Dalam ayat di atas disebutkan bahwa kualifikasi umat yang baik adalah ummatun wasathan. Kata wasathan terdiri dari huruf wau, sîn dan tha’ yang bermakna dasar pertengahan atau moderat yang memang menunjuk pada pengertian adil. Al-Râghib mengartikan sebagai sesuatu yang berada di pertengahan yang kedua ujungnya pada posisi sama. Posisi prtengahan menjadikan anggota masyarakat tersebut tidak memihak ke kiri dan ke kanan, yang dapat mengantar manusia berlaku adil. Posisi itu jugamenjadikannya dapat menyaksikan siapapun dan dimanapun. Allah menjadikan umat Islam pada posisi pertengahan agar menjadi saksi atas perbuatan manusia yakni umat yang lain.
·         Ummatun Muqtashidah
Ungkapan ummatun muqtashidah terulang hanya sekali dalam Al-Quran yaitu dalam surah Al-Maidah: 66
وَلَوْ أَنَّهُمْ أَقَامُوا التَّوْرَاةَ وَالْإِنْجِيلَ وَمَا أُنْزِلَ إِلَيْهِمْ مِنْ رَبِّهِمْ لَأَكَلُوا مِنْ فَوْقِهِمْ وَمِنْ تَحْتِ أَرْجُلِهِمْ ۚ مِنْهُمْ أُمَّةٌ مُقْتَصِدَةٌ ۖ وَكَثِيرٌ مِنْهُمْ سَاءَ مَا يَعْمَلُونَ﴿٦٦﴾
Artinya:
Dan sekiranya mereka sungguh-sungguh menjalankan (hukum) Taurat dan Injil dan (Al Quran) yang diturunkan kepada mereka dari Tuhannya, niscaya mereka akan mendapat makanan dari atas dan dari bawah kaki mereka. Diantara mereka ada golongan yang pertengahan[. Dan alangkah buruknya apa yang dikerjakan oleh kebanyakan mereka.”
Makna kelompok pertengahan (ummatun muqtashidah) dalam ayat di atas adalah segolongan kelompok yang berlaku pertengahan dalam melakukan agamanya, tidak berlebihan juga tidak melalaikan.
·         Khairu Ummah
Istilah khairu Ummah berrti umat terbaik atau umat unggul atau masyarakat ideal hanya sekali saja disebutkan diantara 64 kata ummah dalam Al-Quran yakni dalam surah Ali Imran: 110.

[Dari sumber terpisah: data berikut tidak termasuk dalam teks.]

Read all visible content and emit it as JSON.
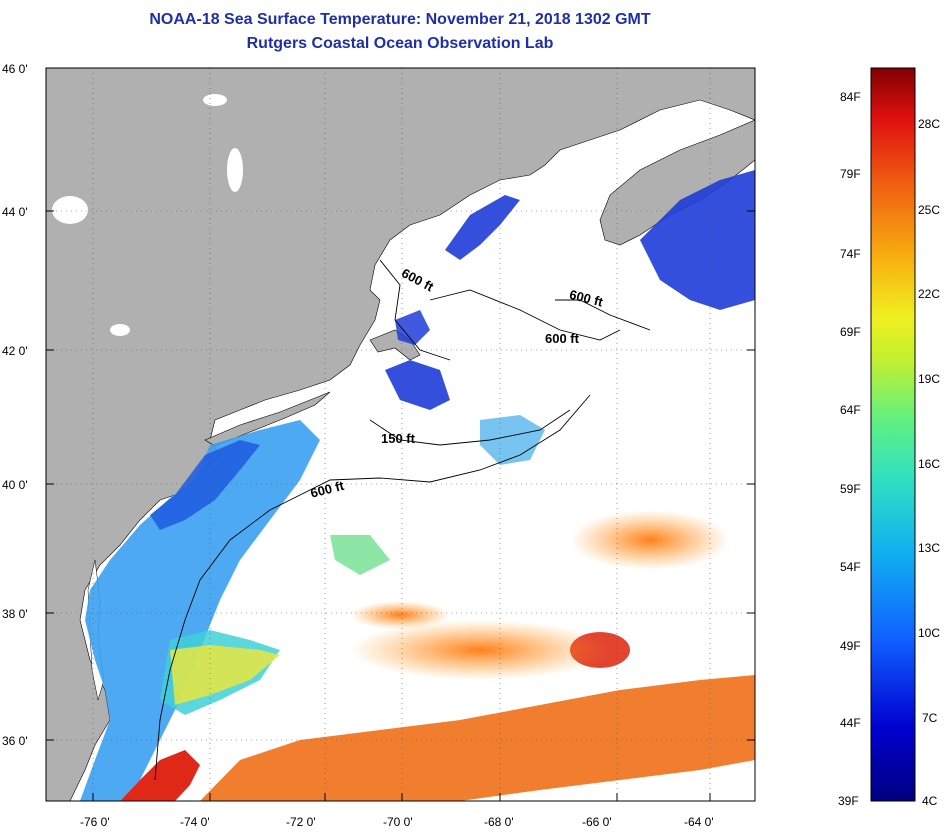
{
  "title": "NOAA-18 Sea Surface Temperature:  November 21, 2018 1302 GMT",
  "subtitle": "Rutgers Coastal Ocean Observation Lab",
  "axes": {
    "lat_labels": [
      "46 0'",
      "44 0'",
      "42 0'",
      "40 0'",
      "38 0'",
      "36 0'"
    ],
    "lon_labels": [
      "-76 0'",
      "-74 0'",
      "-72 0'",
      "-70 0'",
      "-68 0'",
      "-66 0'",
      "-64 0'"
    ]
  },
  "contours": {
    "label_600a": "600 ft",
    "label_600b": "600 ft",
    "label_600c": "600 ft",
    "label_600d": "600 ft",
    "label_150": "150 ft"
  },
  "colorbar": {
    "fahrenheit": [
      "84F",
      "79F",
      "74F",
      "69F",
      "64F",
      "59F",
      "54F",
      "49F",
      "44F",
      "39F"
    ],
    "celsius": [
      "28C",
      "25C",
      "22C",
      "19C",
      "16C",
      "13C",
      "10C",
      "7C",
      "4C"
    ]
  },
  "colors": {
    "land": "#b0b0b0",
    "title": "#1f2fa8",
    "cold": "#1e3cd8",
    "warm": "#e85a10"
  }
}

كُنْتُمْ خَيْرَ أُمَّةٍ أُخْرِجَتْ لِلنَّاسِ تَأْمُرُونَ بِالْمَعْرُوفِ وَتَنْهَوْنَ عَنِ الْمُنْكَرِ وَتُؤْمِنُونَ بِاللَّهِ ۗ وَلَوْ آمَنَ أَهْلُ الْكِتَابِ لَكَانَ خَيْرًا لَهُمْ ۚ مِنْهُمُ الْمُؤْمِنُونَ وَأَكْثَرُهُمُ الْفَاسِقُونَ﴿١١٠﴾
Artinya:
Kamu adalah umat yang terbaik yang dilahirkan untuk manusia, menyuruh kepada yang ma’ruf, dan mencegah dari yang munkar, dan beriman kepada Allah. Sekiranya Ahli Kitab beriman, tentulah itu lebih baik bagi mereka, di antara mereka ada yang beriman, dan kebanyakan mereka adalah orang-orang yang fasik.”
Dalam ayat tersebut, dijelaskan kriteria-kriteria Khairu Ummah, yaitu menyuruh kepada ma’ruf, mencegah dari yang munkar, dan beriman kepada Allah.

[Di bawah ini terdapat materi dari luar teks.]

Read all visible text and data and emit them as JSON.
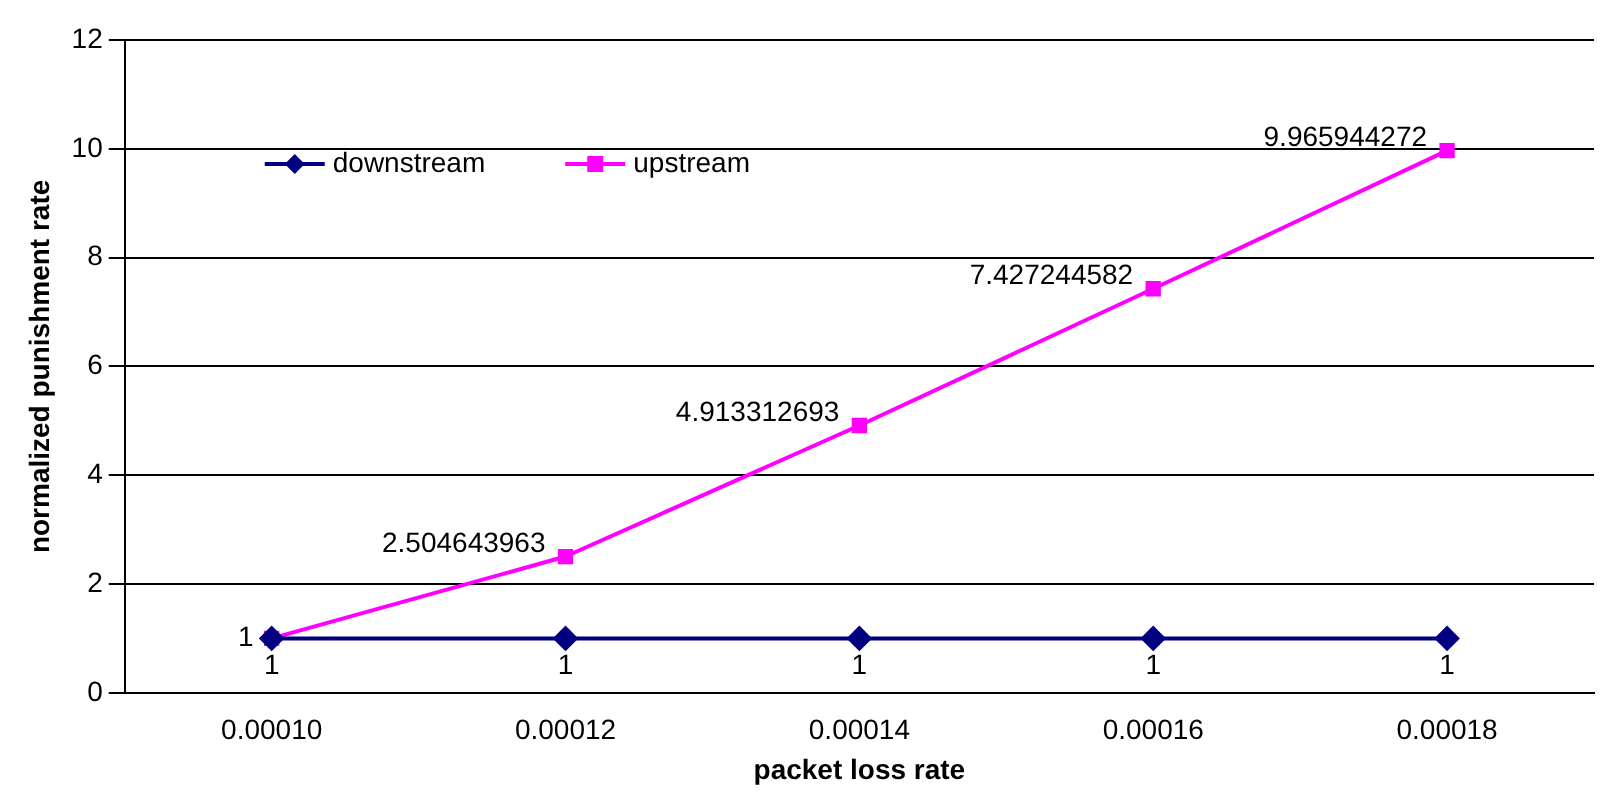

·         Baldatun Thoyyibah
Istilah ini tertuang dalam surah Saba’:15.
لَقَدْ كَانَ لِسَبَإٍ فِي مَسْكَنِهِمْ آيَةٌ ۖ جَنَّتَانِ عَنْ يَمِينٍ وَشِمَالٍ ۖ كُلُوا مِنْ رِزْقِ رَبِّكُمْ وَاشْكُرُوا لَهُ ۚ بَلْدَةٌ طَيِّبَةٌ وَرَبٌّ غَفُورٌ﴿١٥﴾
Artinya:
Sesungguhnya bagi kaum Saba’ ada tanda (kekuasaan Tuhan) di tempat kediaman mereka yaitu dua buah kebun di sebelah kanan dan di sebelah kiri. (kepada mereka dikatakan): “Makanlah olehmu dari rezki yang (dianugerahkan) Tuhanmu dan bersyukurlah kamu kepada-Nya. (Negerimu) adalah negeri yang baik dan (Tuhanmu) adalah Tuhan Yang Maha Pengampun.”

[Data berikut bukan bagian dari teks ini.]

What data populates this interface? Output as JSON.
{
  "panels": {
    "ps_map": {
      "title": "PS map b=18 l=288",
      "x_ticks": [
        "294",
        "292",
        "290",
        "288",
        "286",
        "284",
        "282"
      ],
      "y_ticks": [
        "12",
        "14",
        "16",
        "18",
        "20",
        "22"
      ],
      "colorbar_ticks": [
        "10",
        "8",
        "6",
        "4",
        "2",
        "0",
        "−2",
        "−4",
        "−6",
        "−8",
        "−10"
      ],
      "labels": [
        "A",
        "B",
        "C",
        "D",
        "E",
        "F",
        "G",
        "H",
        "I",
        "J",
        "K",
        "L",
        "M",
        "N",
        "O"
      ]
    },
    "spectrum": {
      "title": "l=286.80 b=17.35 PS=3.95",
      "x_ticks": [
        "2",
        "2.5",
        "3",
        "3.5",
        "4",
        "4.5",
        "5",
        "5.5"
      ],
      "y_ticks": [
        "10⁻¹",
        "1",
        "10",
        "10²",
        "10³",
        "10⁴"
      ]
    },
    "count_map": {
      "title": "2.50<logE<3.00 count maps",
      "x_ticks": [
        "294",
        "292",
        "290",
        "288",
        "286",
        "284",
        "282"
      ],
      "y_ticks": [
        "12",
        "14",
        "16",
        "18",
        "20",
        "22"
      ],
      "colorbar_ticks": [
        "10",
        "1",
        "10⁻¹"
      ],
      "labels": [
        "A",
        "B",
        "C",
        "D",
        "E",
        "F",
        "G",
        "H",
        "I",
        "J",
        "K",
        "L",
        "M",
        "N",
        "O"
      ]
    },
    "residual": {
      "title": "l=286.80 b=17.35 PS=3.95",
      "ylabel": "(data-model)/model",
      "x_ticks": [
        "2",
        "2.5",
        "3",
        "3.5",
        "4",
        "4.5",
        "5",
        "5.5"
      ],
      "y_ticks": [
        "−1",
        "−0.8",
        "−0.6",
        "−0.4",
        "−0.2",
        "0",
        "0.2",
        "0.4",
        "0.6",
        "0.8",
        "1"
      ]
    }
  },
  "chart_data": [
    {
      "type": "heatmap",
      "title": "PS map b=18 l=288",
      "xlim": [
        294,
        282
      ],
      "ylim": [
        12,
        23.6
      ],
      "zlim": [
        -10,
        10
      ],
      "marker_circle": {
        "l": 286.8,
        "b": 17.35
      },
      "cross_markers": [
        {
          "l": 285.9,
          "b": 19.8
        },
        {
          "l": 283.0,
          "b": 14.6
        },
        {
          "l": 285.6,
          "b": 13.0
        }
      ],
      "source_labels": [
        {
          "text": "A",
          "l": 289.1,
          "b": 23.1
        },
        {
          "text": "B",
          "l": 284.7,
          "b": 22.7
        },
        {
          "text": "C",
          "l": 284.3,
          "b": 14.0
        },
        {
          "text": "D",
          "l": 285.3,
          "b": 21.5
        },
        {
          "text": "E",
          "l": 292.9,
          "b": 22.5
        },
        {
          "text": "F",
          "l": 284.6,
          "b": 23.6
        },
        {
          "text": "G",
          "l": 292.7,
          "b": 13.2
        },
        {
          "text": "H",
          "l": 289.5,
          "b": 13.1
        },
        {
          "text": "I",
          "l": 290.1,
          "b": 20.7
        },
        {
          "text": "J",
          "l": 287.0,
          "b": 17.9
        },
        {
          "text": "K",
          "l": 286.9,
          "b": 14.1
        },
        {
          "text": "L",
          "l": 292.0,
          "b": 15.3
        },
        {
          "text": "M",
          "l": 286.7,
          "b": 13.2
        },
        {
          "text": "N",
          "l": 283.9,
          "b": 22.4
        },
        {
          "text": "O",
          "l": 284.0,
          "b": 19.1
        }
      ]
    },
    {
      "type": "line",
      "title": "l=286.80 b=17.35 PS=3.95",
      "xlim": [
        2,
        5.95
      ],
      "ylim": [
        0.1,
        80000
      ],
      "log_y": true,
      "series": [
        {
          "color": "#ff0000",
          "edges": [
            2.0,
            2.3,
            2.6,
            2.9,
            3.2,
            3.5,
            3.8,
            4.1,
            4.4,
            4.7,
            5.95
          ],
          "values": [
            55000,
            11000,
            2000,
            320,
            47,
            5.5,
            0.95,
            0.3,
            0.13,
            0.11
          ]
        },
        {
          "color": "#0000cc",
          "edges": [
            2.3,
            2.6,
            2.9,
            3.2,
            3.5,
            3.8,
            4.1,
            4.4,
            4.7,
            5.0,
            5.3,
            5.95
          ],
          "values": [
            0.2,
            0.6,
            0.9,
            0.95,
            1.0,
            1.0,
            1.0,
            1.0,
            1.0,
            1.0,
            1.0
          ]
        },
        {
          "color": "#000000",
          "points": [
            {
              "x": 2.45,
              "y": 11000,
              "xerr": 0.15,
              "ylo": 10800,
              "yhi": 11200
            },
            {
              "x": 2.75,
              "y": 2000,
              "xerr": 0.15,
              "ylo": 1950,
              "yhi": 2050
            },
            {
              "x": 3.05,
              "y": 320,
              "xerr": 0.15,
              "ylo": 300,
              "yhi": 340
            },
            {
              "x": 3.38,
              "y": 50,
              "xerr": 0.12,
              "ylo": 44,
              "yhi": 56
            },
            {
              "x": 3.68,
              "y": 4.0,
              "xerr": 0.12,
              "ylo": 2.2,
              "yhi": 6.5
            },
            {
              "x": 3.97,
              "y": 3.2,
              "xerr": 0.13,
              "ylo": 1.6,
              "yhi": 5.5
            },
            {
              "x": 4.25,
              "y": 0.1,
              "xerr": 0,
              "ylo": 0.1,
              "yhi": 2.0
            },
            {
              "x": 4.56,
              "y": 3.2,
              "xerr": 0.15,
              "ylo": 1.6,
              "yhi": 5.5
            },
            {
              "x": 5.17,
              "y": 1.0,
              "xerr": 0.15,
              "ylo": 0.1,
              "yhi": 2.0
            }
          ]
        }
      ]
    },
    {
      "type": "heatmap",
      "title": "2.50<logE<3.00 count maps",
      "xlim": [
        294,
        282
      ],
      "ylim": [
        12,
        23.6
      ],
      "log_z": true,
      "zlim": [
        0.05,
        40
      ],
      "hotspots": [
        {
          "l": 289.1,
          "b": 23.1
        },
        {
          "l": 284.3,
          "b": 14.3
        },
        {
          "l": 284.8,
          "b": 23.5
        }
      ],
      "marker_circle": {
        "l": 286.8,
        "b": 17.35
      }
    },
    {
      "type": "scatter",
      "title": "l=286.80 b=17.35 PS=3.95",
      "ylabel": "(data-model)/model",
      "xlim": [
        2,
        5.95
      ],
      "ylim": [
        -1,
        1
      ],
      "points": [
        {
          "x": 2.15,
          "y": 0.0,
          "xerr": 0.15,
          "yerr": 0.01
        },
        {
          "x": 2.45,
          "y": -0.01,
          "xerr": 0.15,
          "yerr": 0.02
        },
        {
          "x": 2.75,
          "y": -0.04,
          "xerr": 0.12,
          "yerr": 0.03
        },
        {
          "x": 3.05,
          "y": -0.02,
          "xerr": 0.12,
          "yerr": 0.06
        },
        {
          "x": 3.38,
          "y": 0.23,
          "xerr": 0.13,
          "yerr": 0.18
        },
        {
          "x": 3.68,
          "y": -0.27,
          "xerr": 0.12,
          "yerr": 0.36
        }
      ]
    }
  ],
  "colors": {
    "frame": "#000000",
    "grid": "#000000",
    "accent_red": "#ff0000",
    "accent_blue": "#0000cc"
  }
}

Baldatun Thoyyibah berarti mengacu kepada tepat, bukan kepada kumpuln orang. Namun, Ali Nurdin, dalam bukunya Menelusuri Masyarakat Ideal dalam Alquran memasukkan ungkapan tersebut dalam istilah masyarakat ideal dengan faktor kebahasaan sebagai salah satu pertimbangan utama.
     D.   Pokok-pokok aturan tingkah laku(Akhlak)
                        Akhlak merupakan salah satu dari tiga kerangka dasar ajaran Islam yang memiliki kedudukan yang sangat penting, di samping dua kerangka dasar lainnya. Akhlak merupakan buah yang dihasilkan dari proses menerapkan aqidah dan syariah. Ibarat bangunan, akhlak merupakan kesempurnaan dari bangunan tersebut setelah fondasi dan bangunannya kuat. Jadi, tidak mungkin akhlak ini akan terwujud pada diri seseorang jika dia tidak memiliki aqidah dan syariah yang baik. Nabi Muhammad Saw. dalam salah satu sabdanya mengisyaratkan bahwa kehadirannya di muka bumi ini membawa misi pokok untuk menyempurnakan akhlak manusia yang mulia. Nabi bersabda: 

Artinya: ”Sesungguhnya aku hanya diutus untuk menyempurnakan akhlak yang mulia”. (HR. Ahmad). 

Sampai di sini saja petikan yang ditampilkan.